Making sure you trust the content you download is one of the most important steps in keeping your Mendix application safe. However, once updates are piling up, there’s another problem you need to consider. Have you ever checked the userlib folder in your Mendix project? Or the widgets folder? If you haven’t, you might be surprised by the number of .jar files in there. JAR files contain the dependencies used by Java actions in the Marketplace modules you download. Unfortunately, Mendix doesn’t (yet) automatically manage this folder for you. So, if you download a new version of the Community Commons module, and this new update introduces an update of the commons-logging jar file, it won’t clean up the old one and this old jar file keeps living in your Mendix project, which could pose security risks as over time, these jar files might contain vulnerabilities. Therefore a good practice is to, after every marketplace update, check your userlib folder and widgets folder for old versions of JAR and widget files and to clean them up. 

Being proactive

Anything you’ve read of course means nothing if there will be a next Log4J vulnerability or any other worldwide critical bug, to be honest. But making sure you know what you’re pulling into your Mendix applications and thinking twice about how this is maintained might save you an awful lot of time and grey hairs the next time you receive an email with all the Mendix apps affected by a given issue. 
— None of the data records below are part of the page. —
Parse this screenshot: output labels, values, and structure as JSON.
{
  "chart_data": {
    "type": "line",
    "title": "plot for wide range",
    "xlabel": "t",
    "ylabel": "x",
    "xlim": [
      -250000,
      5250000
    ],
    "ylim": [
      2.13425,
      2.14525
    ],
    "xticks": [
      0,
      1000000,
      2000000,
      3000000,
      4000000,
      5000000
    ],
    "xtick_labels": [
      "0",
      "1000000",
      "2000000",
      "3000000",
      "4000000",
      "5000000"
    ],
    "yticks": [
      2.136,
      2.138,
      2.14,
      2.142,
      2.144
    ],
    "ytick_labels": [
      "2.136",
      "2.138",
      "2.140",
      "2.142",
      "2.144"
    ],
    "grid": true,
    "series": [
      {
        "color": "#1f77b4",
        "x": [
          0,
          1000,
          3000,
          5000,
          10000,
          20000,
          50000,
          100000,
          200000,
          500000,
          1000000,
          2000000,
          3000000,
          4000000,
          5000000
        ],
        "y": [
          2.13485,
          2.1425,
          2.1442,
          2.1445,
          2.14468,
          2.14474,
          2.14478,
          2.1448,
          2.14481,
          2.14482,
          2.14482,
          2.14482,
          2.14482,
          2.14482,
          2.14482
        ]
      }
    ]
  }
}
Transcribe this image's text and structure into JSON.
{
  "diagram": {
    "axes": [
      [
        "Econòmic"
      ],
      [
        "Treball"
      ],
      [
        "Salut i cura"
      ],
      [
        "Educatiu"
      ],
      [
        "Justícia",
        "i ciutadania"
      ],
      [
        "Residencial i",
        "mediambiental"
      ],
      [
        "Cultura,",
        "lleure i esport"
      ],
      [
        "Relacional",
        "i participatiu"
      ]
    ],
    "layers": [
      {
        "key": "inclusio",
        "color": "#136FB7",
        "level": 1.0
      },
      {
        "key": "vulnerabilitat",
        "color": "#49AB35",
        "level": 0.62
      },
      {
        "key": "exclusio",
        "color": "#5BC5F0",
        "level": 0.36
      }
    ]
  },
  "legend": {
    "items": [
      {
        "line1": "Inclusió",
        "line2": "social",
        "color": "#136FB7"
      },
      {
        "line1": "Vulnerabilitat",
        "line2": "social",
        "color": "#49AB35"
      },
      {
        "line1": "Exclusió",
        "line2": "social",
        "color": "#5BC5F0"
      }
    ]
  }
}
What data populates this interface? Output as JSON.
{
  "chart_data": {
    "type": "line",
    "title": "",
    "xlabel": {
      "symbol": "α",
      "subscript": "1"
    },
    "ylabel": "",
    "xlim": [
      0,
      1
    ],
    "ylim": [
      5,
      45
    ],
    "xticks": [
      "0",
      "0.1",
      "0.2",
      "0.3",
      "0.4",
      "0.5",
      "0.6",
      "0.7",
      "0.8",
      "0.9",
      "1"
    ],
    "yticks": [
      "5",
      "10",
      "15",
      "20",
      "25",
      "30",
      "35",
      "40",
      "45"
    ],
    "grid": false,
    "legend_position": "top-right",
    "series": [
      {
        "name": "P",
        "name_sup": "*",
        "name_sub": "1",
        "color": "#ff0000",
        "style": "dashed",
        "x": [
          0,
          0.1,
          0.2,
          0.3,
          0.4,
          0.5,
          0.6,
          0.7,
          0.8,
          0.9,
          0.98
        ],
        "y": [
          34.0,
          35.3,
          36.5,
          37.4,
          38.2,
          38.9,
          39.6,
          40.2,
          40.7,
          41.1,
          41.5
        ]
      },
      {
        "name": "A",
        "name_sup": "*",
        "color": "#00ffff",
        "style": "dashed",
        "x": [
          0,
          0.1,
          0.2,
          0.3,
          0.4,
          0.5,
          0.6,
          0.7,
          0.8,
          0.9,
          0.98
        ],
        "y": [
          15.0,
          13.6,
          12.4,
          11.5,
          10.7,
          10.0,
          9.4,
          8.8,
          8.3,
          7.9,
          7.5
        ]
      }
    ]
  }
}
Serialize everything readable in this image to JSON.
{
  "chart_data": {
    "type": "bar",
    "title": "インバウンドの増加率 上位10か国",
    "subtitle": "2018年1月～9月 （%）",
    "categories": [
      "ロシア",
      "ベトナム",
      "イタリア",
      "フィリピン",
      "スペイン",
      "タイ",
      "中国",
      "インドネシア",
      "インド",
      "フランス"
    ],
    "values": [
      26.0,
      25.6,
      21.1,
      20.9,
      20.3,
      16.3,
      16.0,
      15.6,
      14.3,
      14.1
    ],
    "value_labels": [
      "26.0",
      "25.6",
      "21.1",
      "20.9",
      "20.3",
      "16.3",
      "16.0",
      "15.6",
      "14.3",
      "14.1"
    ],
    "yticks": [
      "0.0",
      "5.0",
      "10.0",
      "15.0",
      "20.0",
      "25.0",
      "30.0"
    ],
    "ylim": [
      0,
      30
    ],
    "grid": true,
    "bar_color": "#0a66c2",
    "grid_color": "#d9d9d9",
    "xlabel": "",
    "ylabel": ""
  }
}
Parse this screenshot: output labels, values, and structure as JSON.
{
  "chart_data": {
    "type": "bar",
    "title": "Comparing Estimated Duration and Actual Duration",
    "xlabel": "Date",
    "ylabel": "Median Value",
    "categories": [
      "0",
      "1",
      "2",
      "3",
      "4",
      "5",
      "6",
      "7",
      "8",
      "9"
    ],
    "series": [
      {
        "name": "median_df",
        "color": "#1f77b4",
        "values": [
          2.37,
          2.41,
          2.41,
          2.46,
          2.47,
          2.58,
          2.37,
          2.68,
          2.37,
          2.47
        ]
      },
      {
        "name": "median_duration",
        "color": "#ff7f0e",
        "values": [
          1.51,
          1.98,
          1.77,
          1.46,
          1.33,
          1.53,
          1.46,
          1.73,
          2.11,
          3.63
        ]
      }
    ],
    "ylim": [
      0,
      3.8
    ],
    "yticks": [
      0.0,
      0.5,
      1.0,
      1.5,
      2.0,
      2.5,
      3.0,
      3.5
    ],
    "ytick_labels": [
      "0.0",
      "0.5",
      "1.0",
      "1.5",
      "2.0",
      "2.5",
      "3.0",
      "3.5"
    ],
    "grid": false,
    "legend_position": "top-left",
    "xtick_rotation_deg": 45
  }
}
Instead of waiting for Mendix to send you a support mail with the next vulnerability, you can proactively check for these security risks yourself by implementing automatic vulnerability scans on your Mendix projects. Using tools like Snyk, you can monitor the dependencies used by Java and JavaScript actions and used by widgets. Once a vulnerability is reported by Snyk you will automatically get notified about this, including a mitigation plan, if this is available. 

The list keeps on going. Things like always staying within the list of supported Mendix versions, to prevent upgrades from failing. Don’t just deploy on the latest version of Mendix, but keep production deployed on an LTS (Long Term Support) version so you know that if things go south with the Mendix Runtime, you have Mendix support to rely on. 

To summarize, there’s a lot you can do yourself to protect your apps from becoming a security risk, where the most important part is to take responsibility yourself, think twice before you download a module from the Marketplace and proactively keep an (automatic) eye out for any risk. And hopefully, at CrowdStrike they will now think twice when they deploy on a Friday.